Supervised Hierarchical Clustering with Exponential Linkage
Yadav, Nishant, Kobren, Ari, Monath, Nicholas, McCallum, Andrew
In supervised clustering, standard techniques for learning a pairwise dissimilarity function often suffer from a discrepancy between the training and clustering objectives, leading to poor cluster quality. Rectifying this discrepancy necessitates matching the procedure for training the dissimilarity function to the clustering algorithm. In this paper, we introduce a method for training the dissimilarity function in a way that is tightly coupled with hierarchical clustering, in particular single linkage. However, the appropriate clustering algorithm for a given dataset is often unknown.

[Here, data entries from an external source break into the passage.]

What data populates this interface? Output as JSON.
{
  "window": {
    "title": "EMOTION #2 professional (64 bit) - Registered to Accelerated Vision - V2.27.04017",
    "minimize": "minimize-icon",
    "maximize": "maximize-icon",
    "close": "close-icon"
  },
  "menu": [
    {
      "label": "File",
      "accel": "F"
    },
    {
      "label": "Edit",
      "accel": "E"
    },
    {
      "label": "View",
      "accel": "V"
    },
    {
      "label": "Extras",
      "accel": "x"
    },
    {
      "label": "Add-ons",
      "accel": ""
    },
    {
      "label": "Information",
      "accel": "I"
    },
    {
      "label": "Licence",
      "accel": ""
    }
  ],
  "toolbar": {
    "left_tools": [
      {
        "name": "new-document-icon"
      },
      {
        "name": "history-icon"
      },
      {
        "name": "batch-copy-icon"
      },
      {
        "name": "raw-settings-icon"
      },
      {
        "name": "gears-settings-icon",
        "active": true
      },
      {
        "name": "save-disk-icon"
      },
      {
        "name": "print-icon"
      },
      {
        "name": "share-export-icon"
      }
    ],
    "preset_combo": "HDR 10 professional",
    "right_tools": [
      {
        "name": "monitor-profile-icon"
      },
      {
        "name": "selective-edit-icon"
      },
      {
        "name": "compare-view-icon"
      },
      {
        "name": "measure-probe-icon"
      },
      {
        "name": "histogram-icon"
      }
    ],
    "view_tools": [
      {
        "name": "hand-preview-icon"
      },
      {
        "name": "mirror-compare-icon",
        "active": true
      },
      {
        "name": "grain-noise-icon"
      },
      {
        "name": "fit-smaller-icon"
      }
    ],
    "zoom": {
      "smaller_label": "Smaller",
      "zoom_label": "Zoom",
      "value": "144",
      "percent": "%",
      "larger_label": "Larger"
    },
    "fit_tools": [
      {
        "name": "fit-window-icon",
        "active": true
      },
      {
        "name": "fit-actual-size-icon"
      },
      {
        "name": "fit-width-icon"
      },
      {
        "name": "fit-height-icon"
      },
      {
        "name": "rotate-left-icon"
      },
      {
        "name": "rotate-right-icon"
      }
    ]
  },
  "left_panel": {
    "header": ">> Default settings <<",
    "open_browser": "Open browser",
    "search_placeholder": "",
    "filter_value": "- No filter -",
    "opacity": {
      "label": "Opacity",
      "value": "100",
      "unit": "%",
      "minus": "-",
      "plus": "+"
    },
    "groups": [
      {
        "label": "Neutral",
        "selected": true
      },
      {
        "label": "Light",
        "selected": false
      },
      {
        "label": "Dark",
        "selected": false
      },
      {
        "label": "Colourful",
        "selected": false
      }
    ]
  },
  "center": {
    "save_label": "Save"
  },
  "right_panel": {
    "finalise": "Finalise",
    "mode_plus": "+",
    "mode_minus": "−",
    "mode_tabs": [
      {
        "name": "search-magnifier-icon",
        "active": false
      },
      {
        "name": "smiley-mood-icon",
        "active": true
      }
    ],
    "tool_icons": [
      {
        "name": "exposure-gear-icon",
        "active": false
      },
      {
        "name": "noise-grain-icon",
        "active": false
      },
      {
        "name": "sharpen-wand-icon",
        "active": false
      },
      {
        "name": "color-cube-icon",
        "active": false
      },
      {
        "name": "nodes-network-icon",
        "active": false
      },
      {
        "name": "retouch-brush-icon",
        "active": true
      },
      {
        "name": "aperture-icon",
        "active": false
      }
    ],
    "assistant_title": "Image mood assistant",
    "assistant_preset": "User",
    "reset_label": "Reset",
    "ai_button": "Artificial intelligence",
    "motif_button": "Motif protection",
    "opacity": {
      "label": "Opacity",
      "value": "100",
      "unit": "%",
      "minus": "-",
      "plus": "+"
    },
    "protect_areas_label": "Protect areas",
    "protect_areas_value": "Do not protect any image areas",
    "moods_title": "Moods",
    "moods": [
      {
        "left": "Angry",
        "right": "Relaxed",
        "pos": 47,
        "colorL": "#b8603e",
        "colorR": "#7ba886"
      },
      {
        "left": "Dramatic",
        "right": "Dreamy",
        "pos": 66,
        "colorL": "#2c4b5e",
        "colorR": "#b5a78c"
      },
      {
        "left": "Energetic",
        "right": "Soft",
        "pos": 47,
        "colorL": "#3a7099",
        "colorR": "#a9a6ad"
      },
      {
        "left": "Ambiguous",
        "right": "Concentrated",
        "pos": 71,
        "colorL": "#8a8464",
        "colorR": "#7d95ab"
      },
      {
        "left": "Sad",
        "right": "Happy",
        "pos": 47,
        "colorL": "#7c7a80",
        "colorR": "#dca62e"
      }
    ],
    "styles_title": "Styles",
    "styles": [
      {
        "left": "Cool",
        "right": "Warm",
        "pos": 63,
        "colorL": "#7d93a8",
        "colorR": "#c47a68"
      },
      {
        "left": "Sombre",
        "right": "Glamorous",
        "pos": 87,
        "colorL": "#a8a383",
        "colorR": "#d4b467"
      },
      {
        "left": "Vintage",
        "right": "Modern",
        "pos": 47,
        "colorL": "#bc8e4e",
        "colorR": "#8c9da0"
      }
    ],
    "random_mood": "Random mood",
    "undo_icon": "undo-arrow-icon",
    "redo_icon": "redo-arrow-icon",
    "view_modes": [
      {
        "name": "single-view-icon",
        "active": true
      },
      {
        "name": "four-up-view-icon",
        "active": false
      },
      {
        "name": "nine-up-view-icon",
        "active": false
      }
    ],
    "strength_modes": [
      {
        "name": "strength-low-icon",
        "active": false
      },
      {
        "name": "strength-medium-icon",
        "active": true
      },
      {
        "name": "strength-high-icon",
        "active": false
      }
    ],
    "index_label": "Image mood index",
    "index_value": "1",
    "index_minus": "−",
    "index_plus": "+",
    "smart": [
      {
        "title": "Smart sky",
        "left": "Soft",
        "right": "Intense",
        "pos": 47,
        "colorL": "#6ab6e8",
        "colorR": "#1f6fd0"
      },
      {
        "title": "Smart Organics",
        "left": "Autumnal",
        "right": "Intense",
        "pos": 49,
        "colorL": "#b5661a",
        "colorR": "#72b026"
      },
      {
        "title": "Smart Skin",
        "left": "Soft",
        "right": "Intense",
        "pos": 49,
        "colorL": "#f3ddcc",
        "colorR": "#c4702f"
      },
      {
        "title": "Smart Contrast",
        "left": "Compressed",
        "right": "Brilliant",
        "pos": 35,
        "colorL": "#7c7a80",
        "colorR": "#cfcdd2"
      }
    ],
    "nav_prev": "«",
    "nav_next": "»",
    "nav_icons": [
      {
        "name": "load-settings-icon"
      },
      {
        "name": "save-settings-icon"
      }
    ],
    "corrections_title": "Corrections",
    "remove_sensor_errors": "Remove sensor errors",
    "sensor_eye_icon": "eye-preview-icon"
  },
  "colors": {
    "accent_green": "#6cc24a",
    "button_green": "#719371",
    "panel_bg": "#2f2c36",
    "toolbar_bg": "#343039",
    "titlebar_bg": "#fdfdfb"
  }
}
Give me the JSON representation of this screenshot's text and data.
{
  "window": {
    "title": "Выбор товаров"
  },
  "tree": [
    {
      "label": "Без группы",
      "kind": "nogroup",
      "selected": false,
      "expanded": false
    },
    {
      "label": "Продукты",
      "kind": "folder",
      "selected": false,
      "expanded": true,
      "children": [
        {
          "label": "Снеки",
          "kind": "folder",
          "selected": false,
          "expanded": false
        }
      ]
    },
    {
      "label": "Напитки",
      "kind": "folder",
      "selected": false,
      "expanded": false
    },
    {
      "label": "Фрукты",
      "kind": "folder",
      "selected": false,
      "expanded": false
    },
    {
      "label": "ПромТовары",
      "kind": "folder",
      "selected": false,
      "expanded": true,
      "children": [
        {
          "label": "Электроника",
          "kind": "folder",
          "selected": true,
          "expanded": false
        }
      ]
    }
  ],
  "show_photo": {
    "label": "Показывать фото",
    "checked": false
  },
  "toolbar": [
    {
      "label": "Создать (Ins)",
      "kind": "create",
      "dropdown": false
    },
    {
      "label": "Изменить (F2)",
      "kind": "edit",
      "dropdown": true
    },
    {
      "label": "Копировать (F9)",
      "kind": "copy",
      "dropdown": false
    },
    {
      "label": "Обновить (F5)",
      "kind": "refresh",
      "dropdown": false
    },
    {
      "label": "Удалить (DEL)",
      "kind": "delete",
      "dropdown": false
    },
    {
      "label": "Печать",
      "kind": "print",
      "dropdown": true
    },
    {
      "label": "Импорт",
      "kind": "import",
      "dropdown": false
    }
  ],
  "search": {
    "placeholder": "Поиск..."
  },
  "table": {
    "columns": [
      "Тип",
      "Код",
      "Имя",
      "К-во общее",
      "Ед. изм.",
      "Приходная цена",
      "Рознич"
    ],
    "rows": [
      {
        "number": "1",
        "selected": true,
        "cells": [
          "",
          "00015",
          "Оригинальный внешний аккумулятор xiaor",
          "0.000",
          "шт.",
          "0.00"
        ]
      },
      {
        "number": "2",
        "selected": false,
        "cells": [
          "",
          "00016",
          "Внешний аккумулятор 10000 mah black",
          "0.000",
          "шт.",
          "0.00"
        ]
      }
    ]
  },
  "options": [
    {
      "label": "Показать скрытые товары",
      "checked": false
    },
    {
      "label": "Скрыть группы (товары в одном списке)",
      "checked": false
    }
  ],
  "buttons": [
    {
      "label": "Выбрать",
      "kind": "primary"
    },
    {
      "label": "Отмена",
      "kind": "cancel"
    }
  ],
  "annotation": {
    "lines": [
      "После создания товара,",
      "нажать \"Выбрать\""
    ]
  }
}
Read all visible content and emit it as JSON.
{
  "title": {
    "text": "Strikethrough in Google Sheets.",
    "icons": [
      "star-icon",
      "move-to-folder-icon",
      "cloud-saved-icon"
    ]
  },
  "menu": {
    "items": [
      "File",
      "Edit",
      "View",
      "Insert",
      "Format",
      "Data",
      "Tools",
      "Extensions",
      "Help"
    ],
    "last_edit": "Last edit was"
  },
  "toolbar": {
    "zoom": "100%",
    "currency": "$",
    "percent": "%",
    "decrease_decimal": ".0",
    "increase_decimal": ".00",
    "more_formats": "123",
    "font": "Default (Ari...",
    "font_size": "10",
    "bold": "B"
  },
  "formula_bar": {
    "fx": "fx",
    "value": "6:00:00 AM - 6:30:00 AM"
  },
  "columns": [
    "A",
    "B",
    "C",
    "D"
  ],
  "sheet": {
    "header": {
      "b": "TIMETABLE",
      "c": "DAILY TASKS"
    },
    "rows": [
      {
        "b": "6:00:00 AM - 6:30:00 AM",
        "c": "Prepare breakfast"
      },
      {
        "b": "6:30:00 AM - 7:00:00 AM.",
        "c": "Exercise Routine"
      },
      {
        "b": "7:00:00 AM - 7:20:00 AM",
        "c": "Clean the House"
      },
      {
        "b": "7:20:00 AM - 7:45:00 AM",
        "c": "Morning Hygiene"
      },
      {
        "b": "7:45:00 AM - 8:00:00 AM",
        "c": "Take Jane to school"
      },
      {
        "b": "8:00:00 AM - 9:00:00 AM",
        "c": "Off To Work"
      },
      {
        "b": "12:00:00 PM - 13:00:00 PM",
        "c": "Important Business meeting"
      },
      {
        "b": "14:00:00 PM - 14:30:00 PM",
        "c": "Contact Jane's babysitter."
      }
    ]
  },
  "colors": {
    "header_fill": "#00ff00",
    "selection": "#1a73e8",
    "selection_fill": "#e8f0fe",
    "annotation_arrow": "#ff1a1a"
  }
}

Thus we introduce an approach to supervised hierarchical clustering that smoothly interpolates between single, average, and complete linkage, and we give a training procedure that simultaneously learns a linkage function and a dissimilarity function. We accomplish this with a novel Exponential Linkage function that has a learnable parameter that controls the interpolation. In experiments on four datasets, our joint training procedure consistently matches or outperforms the next best training procedure/linkage function pair and gives up to 8 points improvement in dendrogram purity over discrepant pairs.